Characterization of novel Annona reticulata fiber as a potential reinforcement for composite applications.

With the rising demand for sustainable and environmentally friendly materials, there is growing interest in alternative natural fibers for potential biocomposite applications. This study introduces a novel source of lignocellulosic fibers derived from the bark of Annona reticulata L., an abundant and underutilized bioresource. This novel fiber aims to meet the growing demand for eco-conscious textiles and biocomposite materials by preserving biodegradability and minimizing environmental impact. The fibers were extracted using a simple, chemical-free, short-duration water retting process, followed by drying. The dried fibers were characterized via chemical composition analysis, FTIR spectroscopy, density measurement, XRD, thermal analysis, morphological examination, and tensile testing.
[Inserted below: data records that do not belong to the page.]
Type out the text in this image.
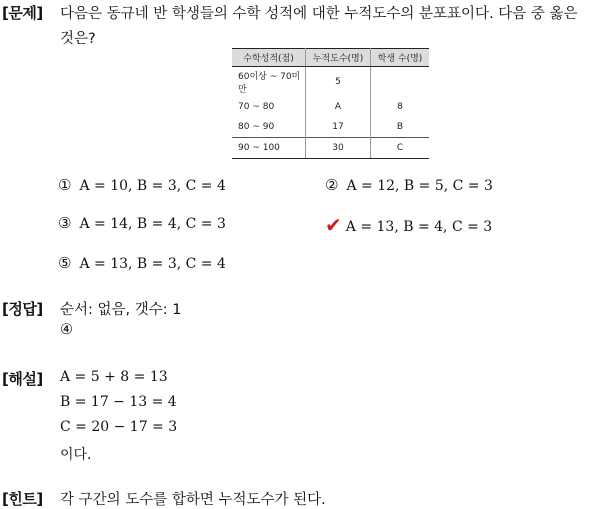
[문제] 다음은 동규네 반 학생들의 수학 성적에 대한 누적도수의 분포표이다. 다음 중 옳은
것은?
수학성적(점)	누적도수(명)	학생 수(명)
60이상 ~ 70미만	5	
70 ~ 80	A	8
80 ~ 90	17	B
90 ~ 100	30	C
① A = 10, B = 3, C = 4	② A = 12, B = 5, C = 3
③ A = 14, B = 4, C = 3	✔ A = 13, B = 4, C = 3
⑤ A = 13, B = 3, C = 4
[정답] 순서: 없음, 갯수: 1
④
[해설] A = 5 + 8 = 13
B = 17 − 13 = 4
C = 20 − 17 = 3
이다.
[힌트] 각 구간의 도수를 합하면 누적도수가 된다.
It was revealed that the fiber contains 56.26, 17.56, and 16.74% cellulose, hemicellulose, and lignin, respectively, while the density was found 1.33 g/cm(3). XRD analysis indicates a crystalline index of 65% and a crystalline size of 3.34 nm, suggesting a moderately ordered cellulose structure. Thermogravimetric analysis confirmed thermal stability up to 258 °C, with maximum degradation occurring at 373 °C. FTIR analysis confirmed the presence of characteristic functional groups, including O-H stretching at 3309 cm⁻¹ and C-H stretching at 2928 cm⁻¹ in cellulose, as well as C = C stretching at 1514 cm⁻¹ in lignin, typical of lignocellulosic fibers. SEM imaging further revealed a fibrillar and bundled microstructure. Tensile testing showed an average tensile strength of 327 MPa and a Young's modulus of 4.3 GPa, supporting the potential of Annona reticulata fibers for load-bearing applications. The findings of this study are comparable to those of commonly employed and some other new lignocellulosic fibers exhibited the potential of Annona reticulata for bicomposite applications.